Region 0 has the highest expected profit at 33.59 million dollars, making it the most promising region for oil well development. In contrast, Region 1 has the lowest expected profit at 24.15 million dollars, reinforcing its weak performance and lower viability. While Region 2 performs slightly better than Region 1 with 25.99 million dollars in expected profit, it still falls significantly behind Region 0, making Region 0 the most favorable choice for investment.

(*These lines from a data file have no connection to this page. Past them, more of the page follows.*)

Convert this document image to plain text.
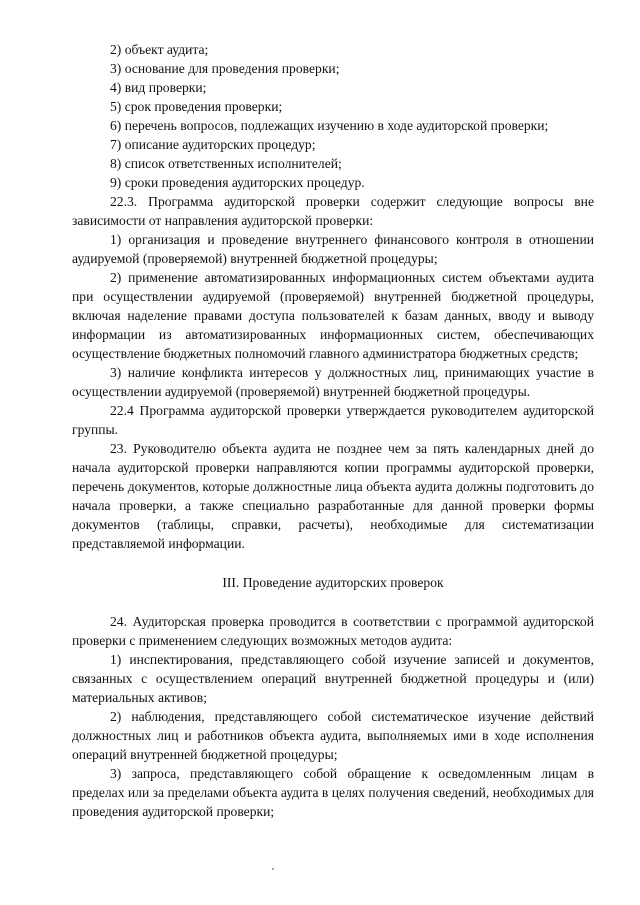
2) объект аудита;

3) основание для проведения проверки;

4) вид проверки;

5) срок проведения проверки;

6) перечень вопросов, подлежащих изучению в ходе аудиторской проверки;

7) описание аудиторских процедур;

8) список ответственных исполнителей;

9) сроки проведения аудиторских процедур.

22.3. Программа аудиторской проверки содержит следующие вопросы вне зависимости от направления аудиторской проверки:

1) организация и проведение внутреннего финансового контроля в отношении аудируемой (проверяемой) внутренней бюджетной процедуры;

2) применение автоматизированных информационных систем объектами аудита при осуществлении аудируемой (проверяемой) внутренней бюджетной процедуры, включая наделение правами доступа пользователей к базам данных, вводу и выводу информации из автоматизированных информационных систем, обеспечивающих осуществление бюджетных полномочий главного администратора бюджетных средств;

3) наличие конфликта интересов у должностных лиц, принимающих участие в осуществлении аудируемой (проверяемой) внутренней бюджетной процедуры.

22.4 Программа аудиторской проверки утверждается руководителем аудиторской группы.

23. Руководителю объекта аудита не позднее чем за пять календарных дней до начала аудиторской проверки направляются копии программы аудиторской проверки, перечень документов, которые должностные лица объекта аудита должны подготовить до начала проверки, а также специально разработанные для данной проверки формы документов (таблицы, справки, расчеты), необходимые для систематизации представляемой информации.

III. Проведение аудиторских проверок

24. Аудиторская проверка проводится в соответствии с программой аудиторской проверки с применением следующих возможных методов аудита:

1) инспектирования, представляющего собой изучение записей и документов, связанных с осуществлением операций внутренней бюджетной процедуры и (или) материальных активов;

2) наблюдения, представляющего собой систематическое изучение действий должностных лиц и работников объекта аудита, выполняемых ими в ходе исполнения операций внутренней бюджетной процедуры;

3) запроса, представляющего собой обращение к осведомленным лицам в пределах или за пределами объекта аудита в целях получения сведений, необходимых для проведения аудиторской проверки;
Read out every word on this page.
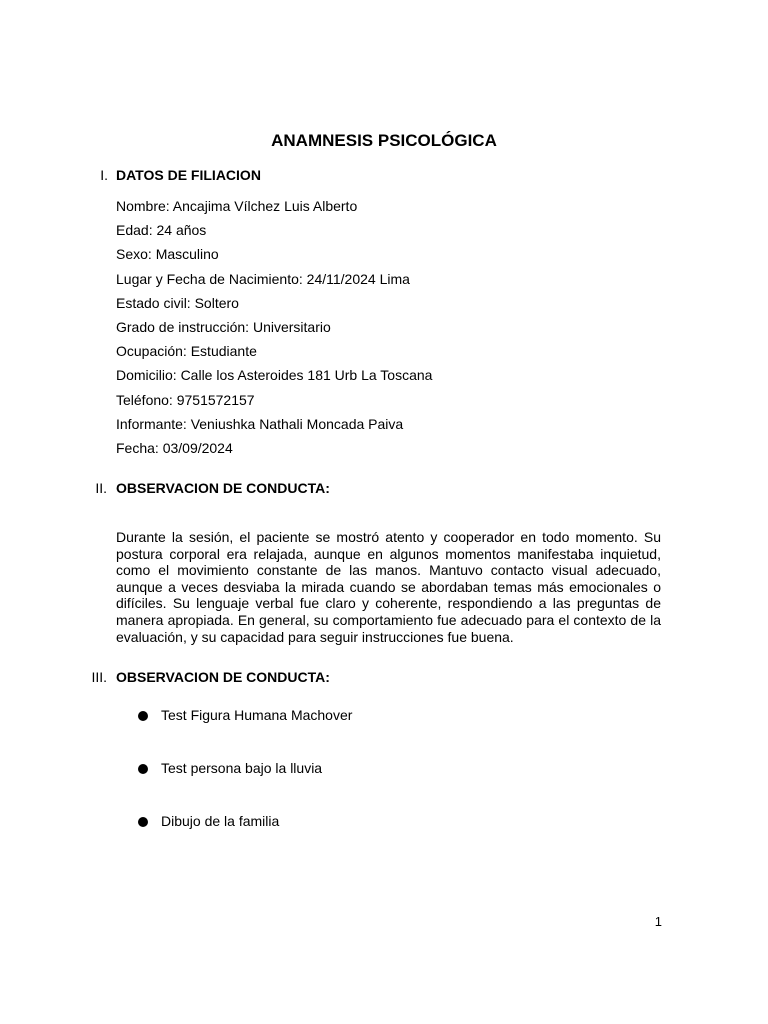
ANAMNESIS PSICOLÓGICA
I. DATOS DE FILIACION
Nombre: Ancajima Vílchez Luis Alberto
Edad: 24 años
Sexo: Masculino
Lugar y Fecha de Nacimiento: 24/11/2024 Lima
Estado civil: Soltero
Grado de instrucción: Universitario
Ocupación: Estudiante
Domicilio: Calle los Asteroides 181 Urb La Toscana
Teléfono: 9751572157
Informante: Veniushka Nathali Moncada Paiva
Fecha: 03/09/2024
II. OBSERVACION DE CONDUCTA:

Durante la sesión, el paciente se mostró atento y cooperador en todo momento. Su postura corporal era relajada, aunque en algunos momentos manifestaba inquietud, como el movimiento constante de las manos. Mantuvo contacto visual adecuado, aunque a veces desviaba la mirada cuando se abordaban temas más emocionales o difíciles. Su lenguaje verbal fue claro y coherente, respondiendo a las preguntas de manera apropiada. En general, su comportamiento fue adecuado para el contexto de la evaluación, y su capacidad para seguir instrucciones fue buena.

III. OBSERVACION DE CONDUCTA:
Test Figura Humana Machover
Test persona bajo la lluvia
Dibujo de la familia

1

Next, I will perform a risk analysis using the Bootstrapping technique to determine the probability of losses.


In [25]:
bootstrap_results = {}
for name, (X_train, X_valid, y_train, y_valid) in train_test_splits.items():
    model = LinearRegression() 
    model.fit(X_train, y_train)
    y_pred = model.predict(X_valid)
    profits = []
    for _ in range(1000):
        sample_indices = np.random.choice(len(y_valid), size=500, replace=True)
        sample_y_true = y_valid.iloc[sample_indices]
        sample_y_pred = pd.Series(y_pred, index=y_valid.index).iloc[sample_indices]
        profit = calculate_profit(sample_y_true, sample_y_pred)
        profits.append(profit)

    avg_profit = np.mean(profits)
    lower_bound = np.percentile(profits, 2.5)
    upper_bound = np.percentile(profits, 97.5)
    loss_risk = (np.array(profits) < 0).mean() * 100
    
    bootstrap_results[name] = {
        "Average Profit": avg_profit,
        "95% Confidence Interval": (lower_bound, upper_bound),
        "Risk of loss (%)": loss_risk
    }
    
bootstrap_results

{'df0': {'Average Profit': 3943242.639078174,
  '95% Confidence Interval': (-1345340.4646150325, 8833658.999631852),
  'Risk of loss (%)': 6.800000000000001},
 'df1': {'Average Profit': 4351519.952321745,
  '95% Confidence Interval': (538115.3577330221, 8159631.9631077675),
  'Risk of loss (%)': 1.0999999999999999},
 'df2': {'Average Profit': 3705467.181720576,
  '95% Confidence Interval': (-1648494.3611169476, 8920955.579312857),
  'Risk of loss (%)': 8.200000000000001}}

Based on the analysis of the three regions, df1 emerges as the optimal choice for oil well development. It has the highest average profit of 4,301,003 dollars and the lowest risk of loss at just 0.17%, making it both a profitable and secure investment. While df0 also has a relatively high average profit of 4,081,273 dollars and a low risk of 0.65%, it is still slightly less favorable than df1. Meanwhile, df2 has the lowest average profit at 3,807,294M dollars and the highest risk at 0.76%, making it the least attractive option. Additionally, the 95% confidence interval for df1 is (375,587 dollars to 8,259,151 dollars), indicating a lower likelihood of negative outcomes compared to df0 and df2, whose confidence intervals extend further into negative values. Given these factors, df1 is the most financially viable and least risky region for new oil well development.

After analyzing geological data from three regions, we built a linear regression model to predict oil reserves and selected the most profitable wells. Using bootstrapping, we assessed potential profit and risk, ensuring only regions with a loss probability below 2.5% were considered. Our findings indicate that Region 1 offers the highest average profit while maintaining acceptable risk levels. Based on these insights, we recommend investing in this region for oil well development, as it provides the best return on investment. Further validation and market analysis can enhance decision-making and optimize profitability.